Reabilitei-me

Quando se quebra um osso, não importa em que parte do corpo, a gente sente a própria fragilidade brotando dali, de uma fissura. São sensações diversas: dor, incômodo, imobilidade. Conforme os dias passam, a gente tece a paciência. Descobre novas formas de dormir e aprende que cada pedaço seu é também seu todo.

Quando se perde a fé no ser humano é mais complicado. Porque as pessoas te ferem sem imaginar o tamanho do estrago. As sensações são intensas: frustração, dor, inquietude e outras tantas mais. Nunca entendi porque, tendo uma mente pensante, você aniquilaria com o seu semelhante. Seria objetivo? Meta? Imoralidade?
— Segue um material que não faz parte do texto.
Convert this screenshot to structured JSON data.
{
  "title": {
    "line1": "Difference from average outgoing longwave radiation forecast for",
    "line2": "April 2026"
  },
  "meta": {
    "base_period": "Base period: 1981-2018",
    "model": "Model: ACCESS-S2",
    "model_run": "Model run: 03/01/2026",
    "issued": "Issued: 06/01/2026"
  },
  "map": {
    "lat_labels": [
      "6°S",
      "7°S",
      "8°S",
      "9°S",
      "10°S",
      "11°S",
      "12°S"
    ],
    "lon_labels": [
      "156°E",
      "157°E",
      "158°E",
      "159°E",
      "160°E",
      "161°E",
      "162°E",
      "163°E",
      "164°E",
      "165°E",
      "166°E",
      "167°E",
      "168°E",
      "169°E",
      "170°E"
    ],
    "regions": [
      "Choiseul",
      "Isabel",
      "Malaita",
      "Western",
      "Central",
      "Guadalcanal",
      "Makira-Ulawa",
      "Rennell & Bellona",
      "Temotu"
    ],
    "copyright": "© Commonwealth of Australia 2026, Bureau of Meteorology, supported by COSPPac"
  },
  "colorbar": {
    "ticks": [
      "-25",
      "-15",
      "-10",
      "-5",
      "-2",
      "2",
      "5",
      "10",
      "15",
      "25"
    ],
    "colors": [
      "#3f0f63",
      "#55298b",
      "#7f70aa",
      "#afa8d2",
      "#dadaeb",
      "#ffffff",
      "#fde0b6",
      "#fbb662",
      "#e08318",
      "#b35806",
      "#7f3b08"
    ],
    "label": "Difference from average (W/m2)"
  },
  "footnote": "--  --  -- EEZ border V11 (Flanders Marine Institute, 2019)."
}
Maldade?

E você vai remoendo os porquês até que um dia você volta a sentir leveza nos próprios gestos, a sorrir do absurdo, a ouvir o seu próprio tum-tum cardíaco. Seu coração não mais está oprimido. Está pulsante. Está feliz.

Dei-me conta que estou reabilitada. Já posso ouvir outros sonhos sem achar que precisam ser verdadeiros. Somos falhos. Somos uma sucessão de erros. Alguns acertos, mas a maioria são erros. A minha reabilitação deve-se tão somente eu saber que se toda a mentira me fosse doada empacotada, ilustrada, perfumada, agora, eu saberia que jamais a quis. Não quero mais o faz de conta. Já estou bem crescidinha. Historinhas bonitinhas, enfeitadinhas, para o lobo mau comer a vovozinha e de sobremesa a chapeuzinho, ihhh ficou lá trás, aliás, perdeu até a graça porque lobos só sabem babar. E quando comem, só pensam em arrotar.

Reabilitar não foi fácil. Mas é uma conquista pessoal e intransferível.

Sente o cheiro do amanhã? Já o inalei.